Built by Thales Alenia Space for ESA, Euclid will collect high-resolution images in visible and infrared wavelengths. Within six years of observation, covering more than one third of the entire sky, Euclid will measure the shapes of, and distances to, more than 1 billion galaxies.

Jean-Marc Nasr, Head of Space Systems at Airbus said: “Euclid is another world-inspiring space mission that will aid humanity’s understanding of the structure and evolution of the Universe. This is the largest telescope with the highest optical performance ever designed and integrated by Airbus and testament to the skills and expertise of our space instruments team.”

Euclid will create a map of the large-scale structure of the Universe and will explore how the Universe has expanded and how structure has formed over cosmic history, revealing more about the role of gravity and dark energy.

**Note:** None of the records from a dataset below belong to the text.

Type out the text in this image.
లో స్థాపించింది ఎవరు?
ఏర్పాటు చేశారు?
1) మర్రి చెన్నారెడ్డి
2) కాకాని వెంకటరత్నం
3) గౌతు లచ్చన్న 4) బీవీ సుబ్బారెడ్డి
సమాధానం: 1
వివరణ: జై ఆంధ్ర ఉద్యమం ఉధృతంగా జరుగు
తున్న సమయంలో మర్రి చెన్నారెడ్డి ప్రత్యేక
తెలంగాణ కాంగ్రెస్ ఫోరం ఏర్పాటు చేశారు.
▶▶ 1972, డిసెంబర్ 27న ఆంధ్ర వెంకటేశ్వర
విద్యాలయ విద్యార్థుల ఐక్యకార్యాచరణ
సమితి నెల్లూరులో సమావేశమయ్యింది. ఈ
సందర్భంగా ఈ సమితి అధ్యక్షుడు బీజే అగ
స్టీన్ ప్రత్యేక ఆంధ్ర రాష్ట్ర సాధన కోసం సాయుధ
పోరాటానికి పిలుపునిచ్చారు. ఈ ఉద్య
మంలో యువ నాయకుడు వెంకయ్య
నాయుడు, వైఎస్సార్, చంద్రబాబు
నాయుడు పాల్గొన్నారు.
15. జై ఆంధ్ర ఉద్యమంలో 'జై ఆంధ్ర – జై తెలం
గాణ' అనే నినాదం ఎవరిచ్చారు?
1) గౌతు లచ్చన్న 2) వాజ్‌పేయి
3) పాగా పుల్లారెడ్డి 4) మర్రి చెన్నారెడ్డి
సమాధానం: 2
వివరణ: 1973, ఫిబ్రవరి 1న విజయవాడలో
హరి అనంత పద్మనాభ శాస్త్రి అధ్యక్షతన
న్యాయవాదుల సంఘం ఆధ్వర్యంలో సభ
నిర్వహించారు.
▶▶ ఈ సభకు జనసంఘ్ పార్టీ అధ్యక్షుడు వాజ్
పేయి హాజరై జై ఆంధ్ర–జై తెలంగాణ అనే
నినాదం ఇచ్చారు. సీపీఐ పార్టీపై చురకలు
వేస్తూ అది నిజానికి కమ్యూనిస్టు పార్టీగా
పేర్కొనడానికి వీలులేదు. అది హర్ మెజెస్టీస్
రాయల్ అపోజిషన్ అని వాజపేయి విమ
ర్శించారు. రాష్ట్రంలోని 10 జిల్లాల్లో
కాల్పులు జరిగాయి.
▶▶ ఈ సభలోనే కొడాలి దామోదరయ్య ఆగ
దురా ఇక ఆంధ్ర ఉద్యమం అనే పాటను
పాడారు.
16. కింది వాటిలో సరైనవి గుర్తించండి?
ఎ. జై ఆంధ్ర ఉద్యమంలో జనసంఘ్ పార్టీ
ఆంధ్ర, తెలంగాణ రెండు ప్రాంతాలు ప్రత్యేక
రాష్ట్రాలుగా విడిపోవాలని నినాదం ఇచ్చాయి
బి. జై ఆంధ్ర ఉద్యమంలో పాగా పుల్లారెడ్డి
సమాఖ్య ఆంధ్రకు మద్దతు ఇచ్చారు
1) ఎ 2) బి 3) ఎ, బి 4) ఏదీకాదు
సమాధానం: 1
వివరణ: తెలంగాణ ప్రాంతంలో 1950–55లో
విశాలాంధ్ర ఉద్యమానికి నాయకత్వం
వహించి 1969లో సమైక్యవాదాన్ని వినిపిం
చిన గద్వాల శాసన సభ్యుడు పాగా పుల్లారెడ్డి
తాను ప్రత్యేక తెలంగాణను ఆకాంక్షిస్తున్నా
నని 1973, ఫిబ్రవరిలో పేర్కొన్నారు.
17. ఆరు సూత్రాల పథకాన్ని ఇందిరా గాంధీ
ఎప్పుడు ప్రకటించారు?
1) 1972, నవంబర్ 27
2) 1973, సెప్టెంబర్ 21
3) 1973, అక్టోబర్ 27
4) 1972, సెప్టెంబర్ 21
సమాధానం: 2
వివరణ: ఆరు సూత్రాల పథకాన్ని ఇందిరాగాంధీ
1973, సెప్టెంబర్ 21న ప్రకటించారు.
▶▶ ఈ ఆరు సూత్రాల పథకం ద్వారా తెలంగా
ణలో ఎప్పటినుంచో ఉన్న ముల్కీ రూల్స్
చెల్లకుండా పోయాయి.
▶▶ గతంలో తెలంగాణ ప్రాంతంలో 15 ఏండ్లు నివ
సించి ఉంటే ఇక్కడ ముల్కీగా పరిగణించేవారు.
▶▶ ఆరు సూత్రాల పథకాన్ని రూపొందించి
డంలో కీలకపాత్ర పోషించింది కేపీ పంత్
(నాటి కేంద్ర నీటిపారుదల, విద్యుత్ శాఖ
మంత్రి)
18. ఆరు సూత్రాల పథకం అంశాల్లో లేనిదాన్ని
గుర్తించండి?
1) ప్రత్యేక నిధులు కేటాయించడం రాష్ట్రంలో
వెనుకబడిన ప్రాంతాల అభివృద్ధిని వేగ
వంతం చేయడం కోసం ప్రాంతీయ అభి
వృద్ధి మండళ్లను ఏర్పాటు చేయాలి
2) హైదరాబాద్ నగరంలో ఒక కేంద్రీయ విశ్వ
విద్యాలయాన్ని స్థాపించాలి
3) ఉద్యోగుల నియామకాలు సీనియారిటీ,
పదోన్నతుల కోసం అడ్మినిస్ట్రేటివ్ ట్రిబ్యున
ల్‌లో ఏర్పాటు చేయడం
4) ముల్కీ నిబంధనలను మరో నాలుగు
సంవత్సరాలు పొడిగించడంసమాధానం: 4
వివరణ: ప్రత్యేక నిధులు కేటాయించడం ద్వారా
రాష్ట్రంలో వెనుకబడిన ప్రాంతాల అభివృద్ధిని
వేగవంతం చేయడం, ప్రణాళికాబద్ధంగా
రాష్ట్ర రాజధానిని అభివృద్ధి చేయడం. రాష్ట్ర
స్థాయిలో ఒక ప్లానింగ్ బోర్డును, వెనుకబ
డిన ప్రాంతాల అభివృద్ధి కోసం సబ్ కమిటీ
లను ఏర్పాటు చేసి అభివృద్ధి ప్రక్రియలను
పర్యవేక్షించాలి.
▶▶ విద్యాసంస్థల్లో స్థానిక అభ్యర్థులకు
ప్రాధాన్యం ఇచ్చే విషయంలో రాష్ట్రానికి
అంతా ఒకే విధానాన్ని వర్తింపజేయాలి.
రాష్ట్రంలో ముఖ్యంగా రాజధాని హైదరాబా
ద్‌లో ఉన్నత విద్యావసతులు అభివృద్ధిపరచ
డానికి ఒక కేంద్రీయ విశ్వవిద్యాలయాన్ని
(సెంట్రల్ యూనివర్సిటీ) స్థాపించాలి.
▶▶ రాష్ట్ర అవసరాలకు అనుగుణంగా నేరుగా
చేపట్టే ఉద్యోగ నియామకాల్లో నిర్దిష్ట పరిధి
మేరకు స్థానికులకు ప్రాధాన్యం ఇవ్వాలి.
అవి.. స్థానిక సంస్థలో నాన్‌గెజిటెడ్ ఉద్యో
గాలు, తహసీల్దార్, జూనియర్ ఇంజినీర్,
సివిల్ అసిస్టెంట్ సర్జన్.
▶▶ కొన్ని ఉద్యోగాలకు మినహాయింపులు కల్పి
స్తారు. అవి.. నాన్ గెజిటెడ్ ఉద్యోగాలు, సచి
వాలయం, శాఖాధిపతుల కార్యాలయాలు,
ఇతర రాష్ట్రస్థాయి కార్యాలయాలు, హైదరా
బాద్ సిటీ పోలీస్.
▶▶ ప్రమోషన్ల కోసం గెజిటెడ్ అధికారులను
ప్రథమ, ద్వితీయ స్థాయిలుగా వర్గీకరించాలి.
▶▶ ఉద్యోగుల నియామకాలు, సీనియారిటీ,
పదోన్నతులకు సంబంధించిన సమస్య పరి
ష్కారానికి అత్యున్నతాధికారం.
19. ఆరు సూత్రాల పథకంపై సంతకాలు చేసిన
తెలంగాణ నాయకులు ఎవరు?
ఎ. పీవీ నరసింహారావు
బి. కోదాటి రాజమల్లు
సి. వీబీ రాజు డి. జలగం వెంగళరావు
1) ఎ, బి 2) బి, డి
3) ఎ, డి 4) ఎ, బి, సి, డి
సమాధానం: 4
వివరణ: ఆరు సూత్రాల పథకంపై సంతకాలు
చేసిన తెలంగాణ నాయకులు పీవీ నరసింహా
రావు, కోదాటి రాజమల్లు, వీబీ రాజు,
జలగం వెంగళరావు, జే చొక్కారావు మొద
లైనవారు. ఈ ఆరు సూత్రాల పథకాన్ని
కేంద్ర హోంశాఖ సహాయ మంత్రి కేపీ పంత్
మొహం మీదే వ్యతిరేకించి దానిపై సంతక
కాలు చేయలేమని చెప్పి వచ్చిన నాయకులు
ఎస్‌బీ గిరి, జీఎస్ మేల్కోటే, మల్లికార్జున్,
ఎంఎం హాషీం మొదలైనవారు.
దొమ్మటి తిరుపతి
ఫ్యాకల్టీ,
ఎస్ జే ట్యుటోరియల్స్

Euclid will also examine the effects of “weak lensing”, an effect that distorts the shapes of distant galaxy images due to the presence of dark matter between the Earth and those galaxies. In this way it will map out the distribution of dark matter across the Universe with unprecedented accuracy.

The full silicon carbide (SiC) telescope will have to operate in extremely cold conditions of 100 Kelvin (-170°C), it builds on Airbus’ world-leading expertise in silicon carbide technology for space, already proven in orbit on ESA’s Herschel and Gaia missions.

Euclid is a “Medium Class” mission in ESA’s Cosmic Vision programme. Thales Alenia Space was the industrial prime contractor for the satellite and Airbus was responsible for the payload module, of which the telescope is the main instrument.

Euclid will reach its operational orbit around Lagrange 2 four weeks after launch when testing will begin, with full operations expected to start after three months.